Сегодня для Срубова нет людей. Он даже забыл об их существовании. Просьбы не волнуют, не трогают. Отказывать легко.
– Нам нет дела, единственный он у вас или нет. Виноват – расстреляем.
Одна булавочная головка исчезла, другая вылезла.
– Единственный кормилец, муж… пять человек детей.
Старая история. И этой так же.
Семейное положение не принимается в расчет.

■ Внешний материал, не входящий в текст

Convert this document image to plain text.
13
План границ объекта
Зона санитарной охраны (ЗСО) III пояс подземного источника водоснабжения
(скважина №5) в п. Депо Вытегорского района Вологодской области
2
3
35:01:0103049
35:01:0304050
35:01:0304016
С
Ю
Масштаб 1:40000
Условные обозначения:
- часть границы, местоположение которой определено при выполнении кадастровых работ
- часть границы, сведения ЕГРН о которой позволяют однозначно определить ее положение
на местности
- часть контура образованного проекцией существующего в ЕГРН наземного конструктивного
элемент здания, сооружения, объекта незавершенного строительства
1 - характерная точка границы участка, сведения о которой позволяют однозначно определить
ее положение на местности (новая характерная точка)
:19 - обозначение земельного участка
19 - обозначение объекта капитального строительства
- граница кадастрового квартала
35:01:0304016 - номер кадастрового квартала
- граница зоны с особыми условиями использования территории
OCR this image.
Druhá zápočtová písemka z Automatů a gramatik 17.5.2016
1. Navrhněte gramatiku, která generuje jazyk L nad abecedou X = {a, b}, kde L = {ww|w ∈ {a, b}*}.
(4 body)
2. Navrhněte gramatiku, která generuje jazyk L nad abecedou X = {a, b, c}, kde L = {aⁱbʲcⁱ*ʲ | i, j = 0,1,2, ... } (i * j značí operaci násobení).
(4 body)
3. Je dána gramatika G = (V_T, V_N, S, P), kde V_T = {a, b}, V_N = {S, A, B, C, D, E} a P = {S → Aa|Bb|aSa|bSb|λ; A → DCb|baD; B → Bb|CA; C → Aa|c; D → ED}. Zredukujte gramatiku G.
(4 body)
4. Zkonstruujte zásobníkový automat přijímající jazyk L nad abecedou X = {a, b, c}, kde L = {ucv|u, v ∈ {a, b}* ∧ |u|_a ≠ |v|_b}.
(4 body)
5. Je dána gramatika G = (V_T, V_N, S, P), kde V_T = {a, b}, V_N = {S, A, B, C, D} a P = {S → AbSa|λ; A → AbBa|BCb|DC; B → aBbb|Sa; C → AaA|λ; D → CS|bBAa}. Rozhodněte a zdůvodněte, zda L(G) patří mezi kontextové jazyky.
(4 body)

Булавка краснеет, бледнеет. Лицо Срубова, неподвижно-каменное, мертвенно-бледное, приводит ее в ужас.
Выходят, выходят черные точки-булавки. Со всеми одинаков Срубов – неумолимо жесток, холоден.
Одна точка придвинулась близко, близко к столу. И когда снова отошла, на столе осталась маленькая темная кучка. Срубов медленно сообразил – взятку сунула. Не спускаясь со своей недостигаемой высоты, бросил в трубку телефона несколько слов-ледышек. Точка почернела от испуга, бестолково залепетала:
– Вы не берете. Другие ваши берут. Случалось…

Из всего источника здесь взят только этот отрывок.